According to BlockBeats, a report by Galaxy Research highlights that the crypto lending market is showing signs of recovery, particularly in the decentralized sector, despite remaining below pre-2022 levels. As of the end of 2024, the total market size reached $36.5 billion, including loans backed by crypto-collateralized stablecoins. This marks a significant decline from the $64.4 billion peak during the 2021 bull market, driven by speculative fervor.
The downturn in the market is attributed to the collapse of major lending institutions such as Celsius, BlockFi, and Genesis, leading to a few large players dominating the centralized finance (CeFi) lending space. The report notes that Tether holds the largest market share, followed by Galaxy and Ledn, with these three entities accounting for nearly 90% of the $11.2 billion in outstanding CeFi loans. CeFi loans have decreased by 68% from their peak of $34.8 billion in early 2022.

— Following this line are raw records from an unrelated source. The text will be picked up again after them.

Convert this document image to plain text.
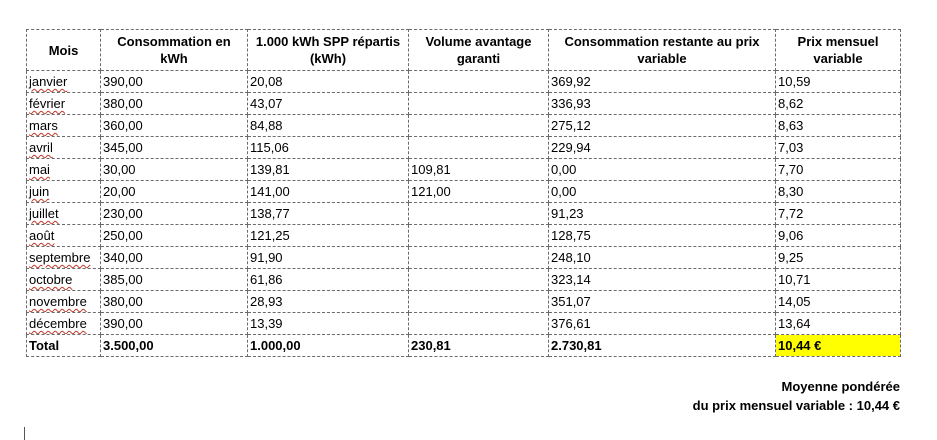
Mois	Consommation en kWh	1.000 kWh SPP répartis (kWh)	Volume avantage garanti	Consommation restante au prix variable	Prix mensuel variable
janvier	390,00	20,08		369,92	10,59
février	380,00	43,07		336,93	8,62
mars	360,00	84,88		275,12	8,63
avril	345,00	115,06		229,94	7,03
mai	30,00	139,81	109,81	0,00	7,70
juin	20,00	141,00	121,00	0,00	8,30
juillet	230,00	138,77		91,23	7,72
août	250,00	121,25		128,75	9,06
septembre	340,00	91,90		248,10	9,25
octobre	385,00	61,86		323,14	10,71
novembre	380,00	28,93		351,07	14,05
décembre	390,00	13,39		376,61	13,64
Total	3.500,00	1.000,00	230,81	2.730,81	10,44 €
Moyenne pondérée
du prix mensuel variable : 10,44 €
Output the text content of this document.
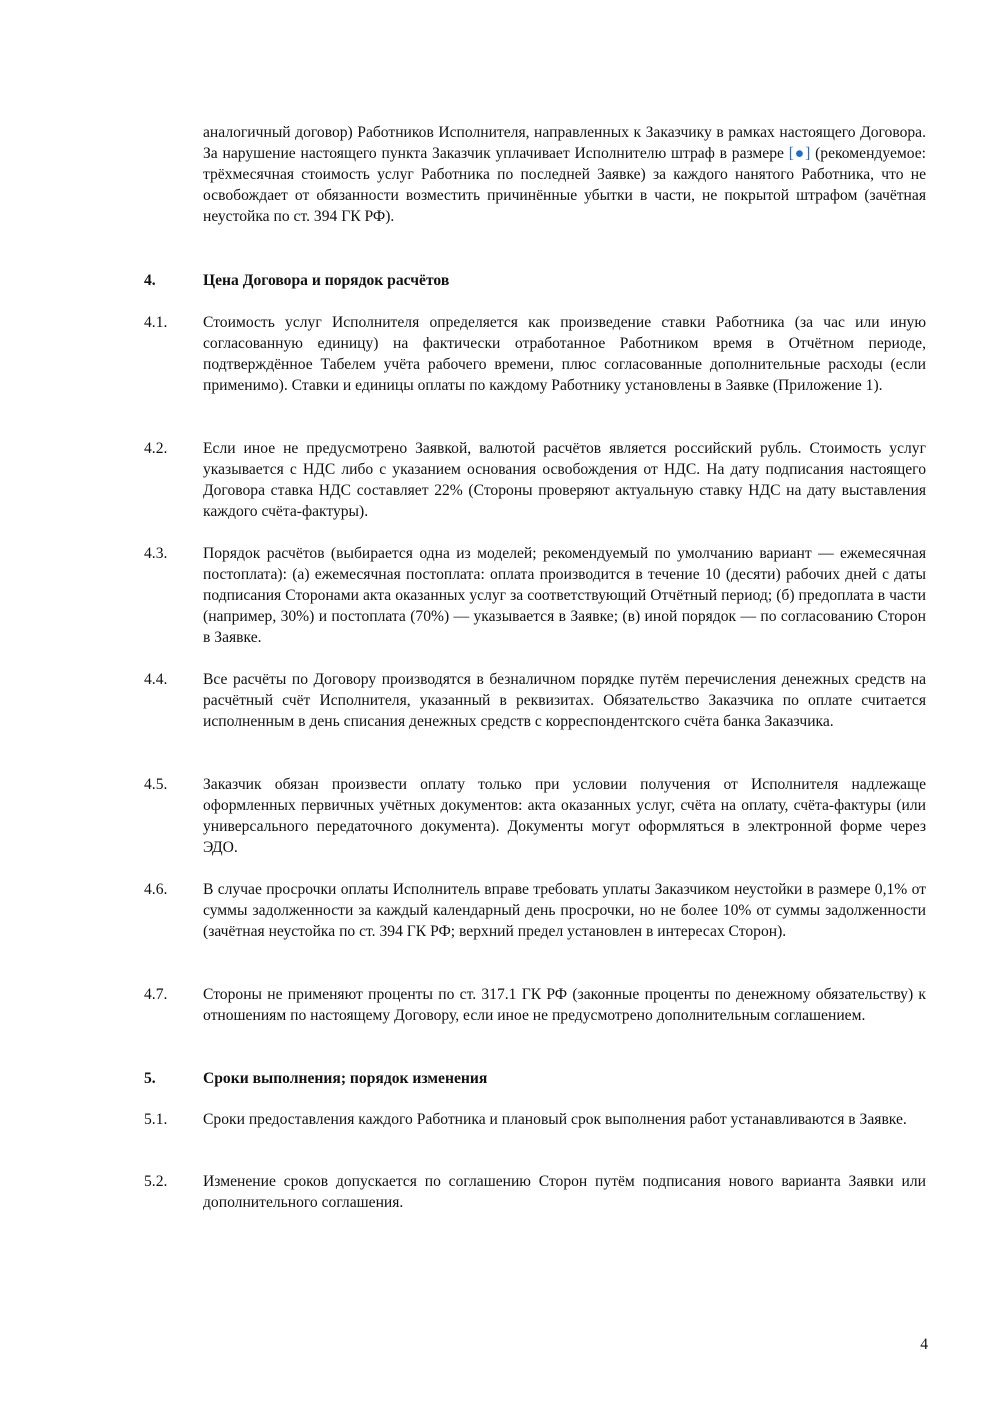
аналогичный договор) Работников Исполнителя, направленных к Заказчику в рамках настоящего Договора. За нарушение настоящего пункта Заказчик уплачивает Исполнителю штраф в размере [●] (рекомендуемое: трёхмесячная стоимость услуг Работника по последней Заявке) за каждого нанятого Работника, что не освобождает от обязанности возместить причинённые убытки в части, не покрытой штрафом (зачётная неустойка по ст. 394 ГК РФ).
4.	Цена Договора и порядок расчётов
4.1.	Стоимость услуг Исполнителя определяется как произведение ставки Работника (за час или иную согласованную единицу) на фактически отработанное Работником время в Отчётном периоде, подтверждённое Табелем учёта рабочего времени, плюс согласованные дополнительные расходы (если применимо). Ставки и единицы оплаты по каждому Работнику установлены в Заявке (Приложение 1).
4.2.	Если иное не предусмотрено Заявкой, валютой расчётов является российский рубль. Стоимость услуг указывается с НДС либо с указанием основания освобождения от НДС. На дату подписания настоящего Договора ставка НДС составляет 22% (Стороны проверяют актуальную ставку НДС на дату выставления каждого счёта-фактуры).
4.3.	Порядок расчётов (выбирается одна из моделей; рекомендуемый по умолчанию вариант — ежемесячная постоплата): (а) ежемесячная постоплата: оплата производится в течение 10 (десяти) рабочих дней с даты подписания Сторонами акта оказанных услуг за соответствующий Отчётный период; (б) предоплата в части (например, 30%) и постоплата (70%) — указывается в Заявке; (в) иной порядок — по согласованию Сторон в Заявке.
4.4.	Все расчёты по Договору производятся в безналичном порядке путём перечисления денежных средств на расчётный счёт Исполнителя, указанный в реквизитах. Обязательство Заказчика по оплате считается исполненным в день списания денежных средств с корреспондентского счёта банка Заказчика.
4.5.	Заказчик обязан произвести оплату только при условии получения от Исполнителя надлежаще оформленных первичных учётных документов: акта оказанных услуг, счёта на оплату, счёта-фактуры (или универсального передаточного документа). Документы могут оформляться в электронной форме через ЭДО.
4.6.	В случае просрочки оплаты Исполнитель вправе требовать уплаты Заказчиком неустойки в размере 0,1% от суммы задолженности за каждый календарный день просрочки, но не более 10% от суммы задолженности (зачётная неустойка по ст. 394 ГК РФ; верхний предел установлен в интересах Сторон).
4.7.	Стороны не применяют проценты по ст. 317.1 ГК РФ (законные проценты по денежному обязательству) к отношениям по настоящему Договору, если иное не предусмотрено дополнительным соглашением.
5.	Сроки выполнения; порядок изменения
5.1.	Сроки предоставления каждого Работника и плановый срок выполнения работ устанавливаются в Заявке.
5.2.	Изменение сроков допускается по соглашению Сторон путём подписания нового варианта Заявки или дополнительного соглашения.
4
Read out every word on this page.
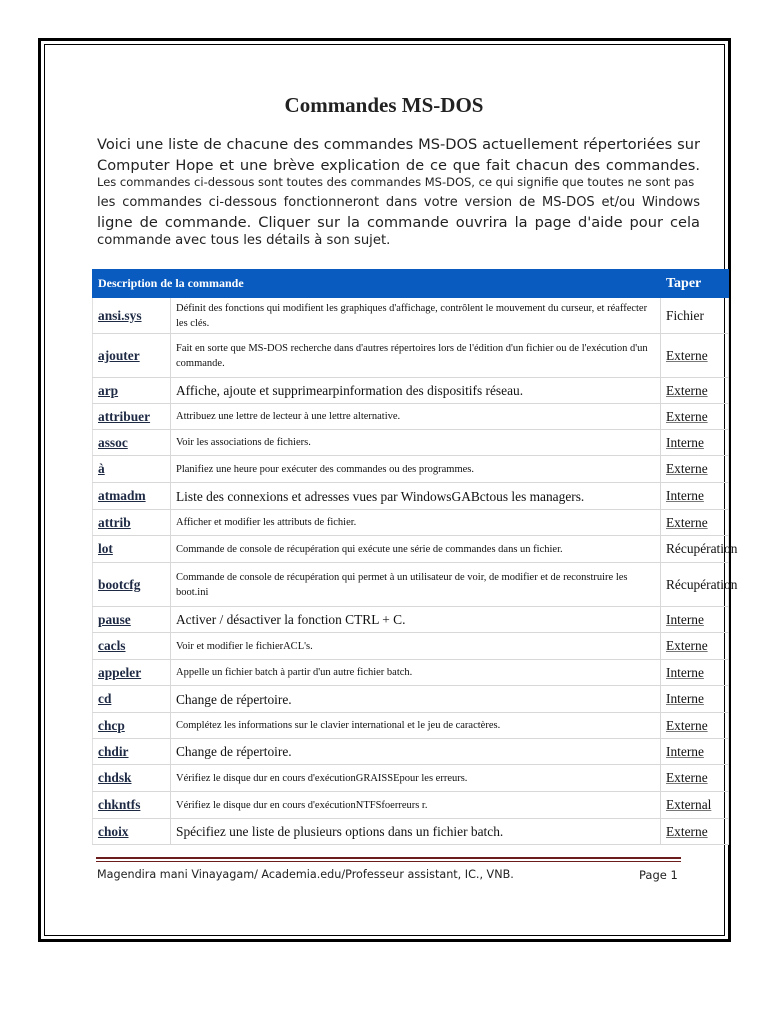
Commandes MS-DOS
Voici une liste de chacune des commandes MS-DOS actuellement répertoriées sur Computer Hope et une brève explication de ce que fait chacun des commandes.
Les commandes ci-dessous sont toutes des commandes MS-DOS, ce qui signifie que toutes ne sont pas
les commandes ci-dessous fonctionneront dans votre version de MS-DOS et/ou Windows
ligne de commande. Cliquer sur la commande ouvrira la page d'aide pour cela
commande avec tous les détails à son sujet.
Description de la commande		Taper
ansi.sys	Définit des fonctions qui modifient les graphiques d'affichage, contrôlent le mouvement du curseur, et réaffecter les clés.	Fichier
ajouter	Fait en sorte que MS-DOS recherche dans d'autres répertoires lors de l'édition d'un fichier ou de l'exécution d'un commande.	Externe
arp	Affiche, ajoute et supprimearpinformation des dispositifs réseau.	Externe
attribuer	Attribuez une lettre de lecteur à une lettre alternative.	Externe
assoc	Voir les associations de fichiers.	Interne
à	Planifiez une heure pour exécuter des commandes ou des programmes.	Externe
atmadm	Liste des connexions et adresses vues par WindowsGABctous les managers.	Interne
attrib	Afficher et modifier les attributs de fichier.	Externe
lot	Commande de console de récupération qui exécute une série de commandes dans un fichier.	Récupération
bootcfg	Commande de console de récupération qui permet à un utilisateur de voir, de modifier et de reconstruire les boot.ini	Récupération
pause	Activer / désactiver la fonction CTRL + C.	Interne
cacls	Voir et modifier le fichierACL's.	Externe
appeler	Appelle un fichier batch à partir d'un autre fichier batch.	Interne
cd	Change de répertoire.	Interne
chcp	Complétez les informations sur le clavier international et le jeu de caractères.	Externe
chdir	Change de répertoire.	Interne
chdsk	Vérifiez le disque dur en cours d'exécutionGRAISSEpour les erreurs.	Externe
chkntfs	Vérifiez le disque dur en cours d'exécutionNTFSfoerreurs r.	External
choix	Spécifiez une liste de plusieurs options dans un fichier batch.	Externe
Magendira mani Vinayagam/ Academia.edu/Professeur assistant, IC., VNB.	Page 1
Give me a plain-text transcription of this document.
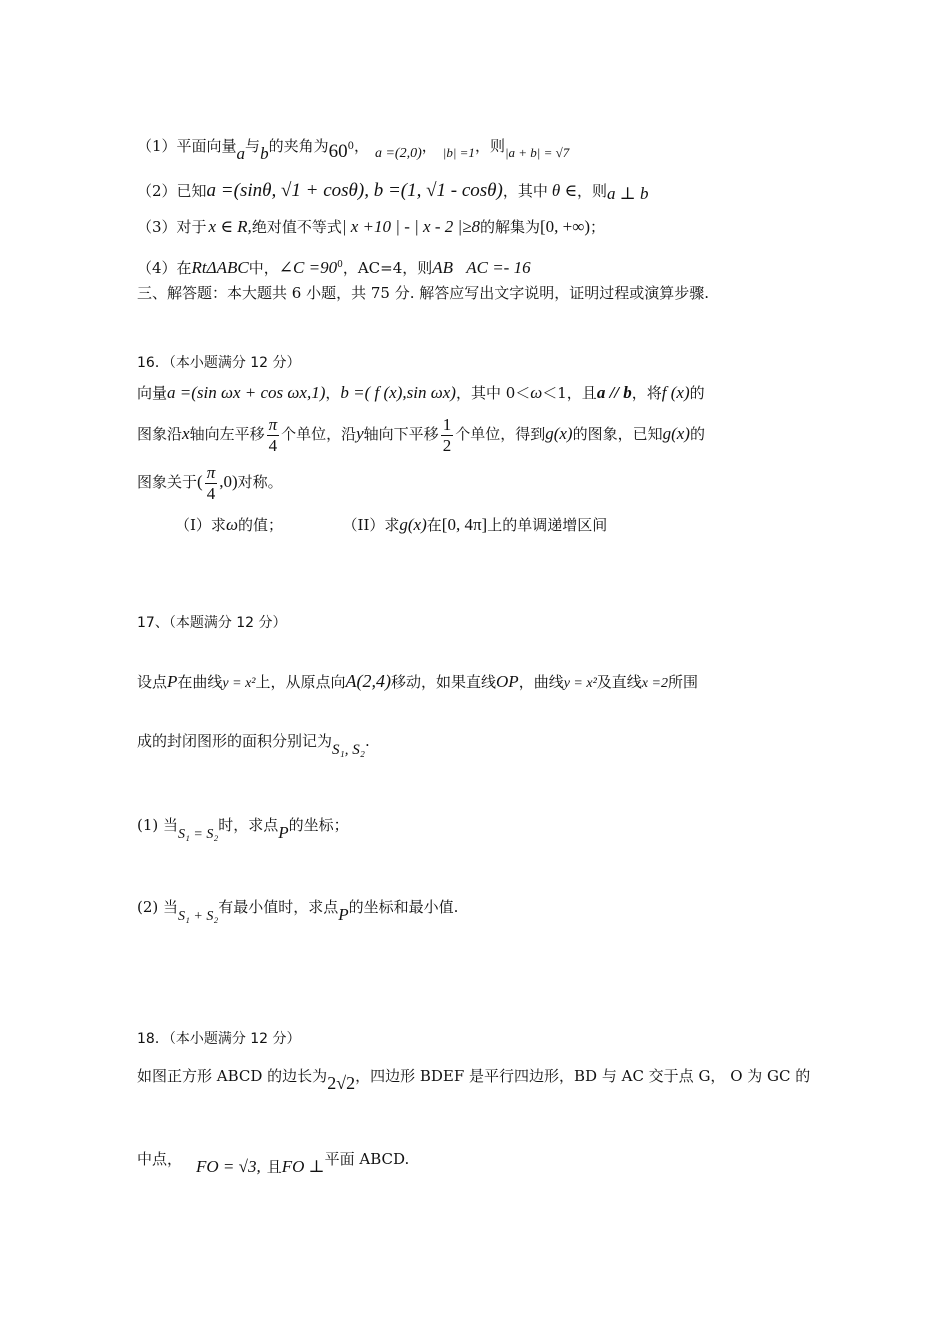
（1）平面向量a与b的夹角为$60^0$， a =(2,0)， |b| =1，则|a + b| = √7
（2）已知a =(sinθ, √1 + cosθ), b =(1, √1 - cosθ)，其中 θ ∈，则a ⊥ b
（3）对于 x ∈ R,绝对值不等式| x +10 | - | x - 2 |≥8的解集为[0, +∞)；
（4）在RtΔABC中，∠C $=90^0$，AC=4，则AB⃞AC =- 16
三、解答题：本大题共 6 小题，共 75 分. 解答应写出文字说明，证明过程或演算步骤.
16．（本小题满分 12 分）
向量a =(sin ωx + cos ωx,1)，b =( f (x),sin ωx)，其中 0＜ω＜1，且a // b，将f (x)的
图象沿x轴向左平移 $\frac{\pi}{4}$ 个单位，沿y轴向下平移 $\frac{1}{2}$ 个单位，得到g(x)的图象，已知g(x)的
图象关于( $\frac{\pi}{4} ,0$)对称。
（I）求ω的值；	（II）求g(x)在[0, 4π]上的单调递增区间
17、（本题满分 12 分）
设点P在曲线y = x²上，从原点向A(2,4)移动，如果直线OP，曲线y = x²及直线x =2所围
成的封闭图形的面积分别记为S₁, S₂.
(1) 当S₁ = S₂时，求点P的坐标；
(2) 当S₁ + S₂有最小值时，求点P的坐标和最小值.
18．（本小题满分 12 分）
如图正方形 ABCD 的边长为2√2，四边形 BDEF 是平行四边形，BD 与 AC 交于点 G， O 为 GC 的
中点， FO = √3, 且FO ⊥平面 ABCD.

In contrast, significant growth is occurring on-chain. Decentralized lending protocols, which allow users to borrow crypto assets by locking collateral, operate continuously without reliance on centralized entities and are expanding rapidly. Galaxy Research indicates that since the market bottomed out at the end of 2022, decentralized finance (DeFi) outstanding loans have surged by 959%, rising from $1.8 billion to $19.1 billion, spanning 20 applications and 12 blockchains.